Do you have kids? The oceanic awesomeness of this book is no match for thhe boundless optimism and enthusiasm of my two-year old daughter or any child for that matter. I'm all for being a realist, but with children it pays off in spades to fill them up with hope, optimism, and fearlessness.


totally agree -- i have three: 6,5 and 1. The joy on a young one's face at the sight of a balloon ... or bubbles ... is simply mind boggling. If anything could make me that happy ... <sigh>. Kids come with hope, optimism, and fearlessness - its up to us not to ruin it.


I am a new father and totally agree. With parenthood comes plenty of new responsibilities that interfere with our ability to dream. Since children have far less responsibility and fear, they need to be the dreamers. Many recent college grads are too career focused or idealistic to start having big dreams, so you got to start 'em early.


The opposite being what?
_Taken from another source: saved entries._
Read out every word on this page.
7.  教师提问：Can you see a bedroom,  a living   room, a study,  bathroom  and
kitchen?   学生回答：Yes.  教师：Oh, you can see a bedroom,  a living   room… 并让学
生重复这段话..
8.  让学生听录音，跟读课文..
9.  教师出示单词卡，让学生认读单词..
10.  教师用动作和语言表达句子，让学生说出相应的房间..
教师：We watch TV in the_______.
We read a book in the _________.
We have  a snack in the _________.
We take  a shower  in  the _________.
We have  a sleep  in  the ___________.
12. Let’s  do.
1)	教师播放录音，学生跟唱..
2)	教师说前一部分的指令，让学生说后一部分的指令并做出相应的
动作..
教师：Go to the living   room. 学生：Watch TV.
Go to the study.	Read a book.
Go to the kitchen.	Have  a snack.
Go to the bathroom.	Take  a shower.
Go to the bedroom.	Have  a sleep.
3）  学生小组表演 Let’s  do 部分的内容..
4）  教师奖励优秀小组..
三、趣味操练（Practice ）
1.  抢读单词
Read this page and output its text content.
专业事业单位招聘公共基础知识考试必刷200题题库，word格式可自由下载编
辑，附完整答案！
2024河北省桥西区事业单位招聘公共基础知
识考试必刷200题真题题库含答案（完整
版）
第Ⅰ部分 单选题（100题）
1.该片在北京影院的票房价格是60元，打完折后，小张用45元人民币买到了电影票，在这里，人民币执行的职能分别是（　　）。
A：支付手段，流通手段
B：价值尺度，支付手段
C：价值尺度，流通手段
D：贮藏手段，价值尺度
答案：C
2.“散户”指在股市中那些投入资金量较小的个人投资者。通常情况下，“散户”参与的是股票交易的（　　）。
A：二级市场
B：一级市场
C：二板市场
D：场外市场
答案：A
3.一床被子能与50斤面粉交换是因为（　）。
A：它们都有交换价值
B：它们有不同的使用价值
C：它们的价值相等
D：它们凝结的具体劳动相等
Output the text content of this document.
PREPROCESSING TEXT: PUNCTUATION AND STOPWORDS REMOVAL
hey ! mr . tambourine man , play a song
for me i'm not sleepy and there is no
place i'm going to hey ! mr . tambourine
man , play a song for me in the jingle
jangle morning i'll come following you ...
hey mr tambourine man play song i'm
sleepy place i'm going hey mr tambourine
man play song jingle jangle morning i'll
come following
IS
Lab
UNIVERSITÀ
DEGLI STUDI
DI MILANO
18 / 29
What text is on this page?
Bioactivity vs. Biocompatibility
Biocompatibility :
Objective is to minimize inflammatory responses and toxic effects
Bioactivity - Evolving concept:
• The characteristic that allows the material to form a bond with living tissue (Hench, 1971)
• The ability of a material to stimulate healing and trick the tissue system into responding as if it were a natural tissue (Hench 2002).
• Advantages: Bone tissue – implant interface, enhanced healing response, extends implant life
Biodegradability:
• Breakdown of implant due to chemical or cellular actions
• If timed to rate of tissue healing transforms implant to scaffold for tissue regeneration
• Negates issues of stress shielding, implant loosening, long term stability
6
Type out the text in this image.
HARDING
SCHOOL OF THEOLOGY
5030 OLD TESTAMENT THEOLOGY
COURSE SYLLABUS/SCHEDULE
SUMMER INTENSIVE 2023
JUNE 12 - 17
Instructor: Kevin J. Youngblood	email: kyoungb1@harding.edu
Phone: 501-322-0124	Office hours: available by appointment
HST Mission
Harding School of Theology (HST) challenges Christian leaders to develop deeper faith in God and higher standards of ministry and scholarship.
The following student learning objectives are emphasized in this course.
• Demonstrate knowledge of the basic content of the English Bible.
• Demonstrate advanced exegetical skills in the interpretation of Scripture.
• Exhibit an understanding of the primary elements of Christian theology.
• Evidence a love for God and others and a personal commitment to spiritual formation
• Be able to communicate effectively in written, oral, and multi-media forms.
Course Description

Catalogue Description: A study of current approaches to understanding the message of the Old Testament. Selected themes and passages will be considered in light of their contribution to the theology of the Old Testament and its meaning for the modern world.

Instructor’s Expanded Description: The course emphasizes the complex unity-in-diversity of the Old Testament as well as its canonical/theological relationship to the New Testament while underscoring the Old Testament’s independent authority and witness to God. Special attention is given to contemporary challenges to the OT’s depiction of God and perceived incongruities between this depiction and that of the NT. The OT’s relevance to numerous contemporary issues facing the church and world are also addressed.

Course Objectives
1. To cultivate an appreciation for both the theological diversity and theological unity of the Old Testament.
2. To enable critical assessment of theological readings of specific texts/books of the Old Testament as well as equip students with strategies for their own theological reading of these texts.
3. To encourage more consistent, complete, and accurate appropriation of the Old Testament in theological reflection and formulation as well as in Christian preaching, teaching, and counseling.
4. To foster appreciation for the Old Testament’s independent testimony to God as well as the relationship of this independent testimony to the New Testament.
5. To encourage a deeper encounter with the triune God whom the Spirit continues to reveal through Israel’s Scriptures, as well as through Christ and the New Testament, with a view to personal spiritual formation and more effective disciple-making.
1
That things aren't awesome? Sure, the world has troubles, people struggle, and the world also has majesty and joy - that's acknowledging what's around you. But how we approach the world, that's entirely in our hands. Who wouldn't want to unlock their boundless enthusiasm, energy, and creativity? Three cheers to anyone who can. Let them inspire the rest of us, for whom it doesn't come easily.


You might benefit from considering the stoic position on awesomeness. The logical conclusion of cynicism IS an embrace of the "oceanic awesomeness" in that you learn to appreciate all that is now because it will end/leave/die/fail. To disengage or lose hope because of this fact rather than to embrace and engage is a mistake.


Obviously the message is naive or delusional at face value (I would agree with you about a person that has this mentality wrt everthing) but it has a grain of truth—two, actually, that I can spot. I suspect the author realizes this.

Just as unnerving are adults that think it's too late for them to be taken with childlike wonder or enthusiasm, but there's no reason for that. It's a remarkable feat to convince yourself that the world is predictable and that some things are impossible. (Not saying that you're one of these people, but that extremes of both sides are bad.)